Stegner believed his company was wasting millions of dollars through wasteful purchasing practices.
The potential savings he believed were huge – a billion dollars over 5 years.
To capture these savings Stegner knew he would have to persuade his bosses that the savings were possible. But few of his bosses shared Stegner’s views that their firms purchasing practices were riddled with inefficiencies.
To overcome his bosses’ scepticism and complacency Stegner focused his efforts on finding one vivid example of the company’s poor purchasing habits that would highlight the bigger problem.
To do this, Stegner commissioned a summer student intern to investigate and calculate costs of purchasing a single item – work gloves. Work gloves were a clever choice because this was an item workers in all the companies’ factories wore.
The intern discovered the factories were purchasing 424 – yes, four hundred and twenty four – different types of gloves from multiple suppliers, and all were separately negotiating their own prices. Prices for the exact same glove ranged from $5 to $17.
Next, Stegner had the intern collect a sample of every one of the 424 different types of gloves and tag each one with the price paid.
Finally he asked the student to gather up all the gloves and pile them on the large expensive table in the company boardroom. Ready, Stegner now asked all the division presidents to come and visit his “glove shrine.”
Stegner recalled the scene.
“What they saw was a large expensive table, normally clean or with a few papers, now stacked high with gloves. Each of our executives stared at this display for a minute. Then each said something like, “we really buy all these different kinds of gloves?” Well, as a matter of fact, yes we do. “Really?” Yes, really.
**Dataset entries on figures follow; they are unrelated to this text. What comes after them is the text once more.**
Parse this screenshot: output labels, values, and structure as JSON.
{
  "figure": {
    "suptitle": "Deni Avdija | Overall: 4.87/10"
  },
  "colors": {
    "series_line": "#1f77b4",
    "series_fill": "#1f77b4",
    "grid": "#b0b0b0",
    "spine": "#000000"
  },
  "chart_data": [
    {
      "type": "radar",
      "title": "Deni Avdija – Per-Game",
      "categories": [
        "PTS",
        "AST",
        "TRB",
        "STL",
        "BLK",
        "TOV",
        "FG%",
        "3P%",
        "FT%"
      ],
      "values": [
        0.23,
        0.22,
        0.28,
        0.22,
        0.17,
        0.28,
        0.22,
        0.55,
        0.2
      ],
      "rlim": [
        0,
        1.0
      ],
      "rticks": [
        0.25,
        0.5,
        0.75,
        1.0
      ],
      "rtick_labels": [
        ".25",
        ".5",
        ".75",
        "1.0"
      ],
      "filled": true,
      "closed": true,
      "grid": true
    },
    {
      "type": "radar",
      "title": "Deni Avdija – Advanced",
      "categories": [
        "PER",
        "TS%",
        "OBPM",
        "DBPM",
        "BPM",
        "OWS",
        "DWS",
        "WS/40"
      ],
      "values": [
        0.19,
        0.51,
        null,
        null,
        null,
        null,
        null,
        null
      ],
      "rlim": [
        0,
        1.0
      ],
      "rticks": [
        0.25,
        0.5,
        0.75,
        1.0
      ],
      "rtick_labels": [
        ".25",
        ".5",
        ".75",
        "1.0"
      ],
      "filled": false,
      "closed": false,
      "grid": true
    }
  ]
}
Then they walked around the table…. They could see the prices. They looked at two gloves that seemed exactly alike, yet one was marked $3.22 and the other $10.55. It’s a rare event when these people don’t have anything to say. But that day they just stood with their mouths gaping.”
Each one of the Presidents experienced a mind shifting Aha! moment.
As I read Stegner's story I experienced my own Aha! moment. If we could teach salespeople how to repeatedly create Aha! insights with their clients, we could revolutionise the practice of selling.
What would happen, I wondered if we could train salespeople to repeatedly create Aha! insights.